Just the ability for people to be a part of governance and, and of the things they love, whether that's the DeFi project, or it's an NFT community or whatever that might be, all those things are moving so fast, I don't think we have to wait long to see huge changes.
Because if we were to say, in a year from now, this this, and this will happen, it will probably be next month. And we haven't and we still won't have any idea what's happening a year from now. Yeah. It's just too fast.
Alex: And it looks like, like we should meet next year and see
Ethan: How right and wrong we were.
Alex: It was really great to discuss with you. It's awesome. Like it's a, it's a great finish four-hour conversation like on this like very positive note. And like, with the excitement and expectations that this thing will go
Ethan: Fascinating!
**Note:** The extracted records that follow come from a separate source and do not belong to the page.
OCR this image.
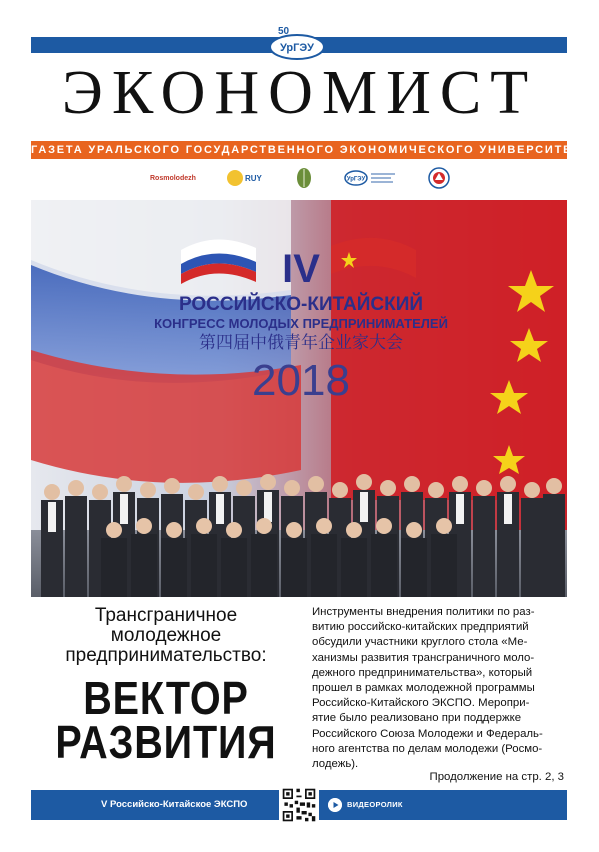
50
УрГЭУ
ЭКОНОМИСТ
ГАЗЕТА УРАЛЬСКОГО ГОСУДАРСТВЕННОГО ЭКОНОМИЧЕСКОГО УНИВЕРСИТЕТА
Rosmolodezh	RUY	УрГЭУ
IV
РОССИЙСКО-КИТАЙСКИЙ
КОНГРЕСС МОЛОДЫХ ПРЕДПРИНИМАТЕЛЕЙ
第四届中俄青年企业家大会
2018
Трансграничное
молодежное
предпринимательство:
ВЕКТОР
РАЗВИТИЯ
Инструменты внедрения политики по раз-
витию российско-китайских предприятий
обсудили участники круглого стола «Ме-
ханизмы развития трансграничного моло-
дежного предпринимательства», который
прошел в рамках молодежной программы
Российско-Китайского ЭКСПО. Меропри-
ятие было реализовано при поддержке
Российского Союза Молодежи и Федераль-
ного агентства по делам молодежи (Росмо-
лодежь).
Продолжение на стр. 2, 3
V Российско-Китайское ЭКСПО	ВИДЕОРОЛИК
It's such a fun time to be involved in something like this. And the thing I always tell people, if you feel like you're too late, the reality is you're still in front of everybody else. Even now, I've been saying that for six years, and it's still true. If you get involved in NFT's now, you're still ahead of most everyone else.
If you get involved in DeFi now, you're ahead of everyone else. You get involved in DAOs now you're still way ahead of everybody else. Like, like it's, that's great, super exciting.
Alex: We need to spread this word massively because like, is this the same thing I'd tell two people because if they even think about these, not many people think about NFT's you know, like, like maybe like it's just like smart, small percentage of population think about this.
And this really gives you an opportunity to jump right now like and, and people like eight years ago I remember they were also telling me like, oh it's too late. It's too late like bitcoin is already too high but see what's happening now.
So yeah, everyone, please join Web3 space. We are waiting for you here. Ethan already gave you some guidance on how to do this. And yeah, thank you Ethan.
Ethan: It was so good to see you again and I look forward to the next time.
Alex: Look forward to chatting with you.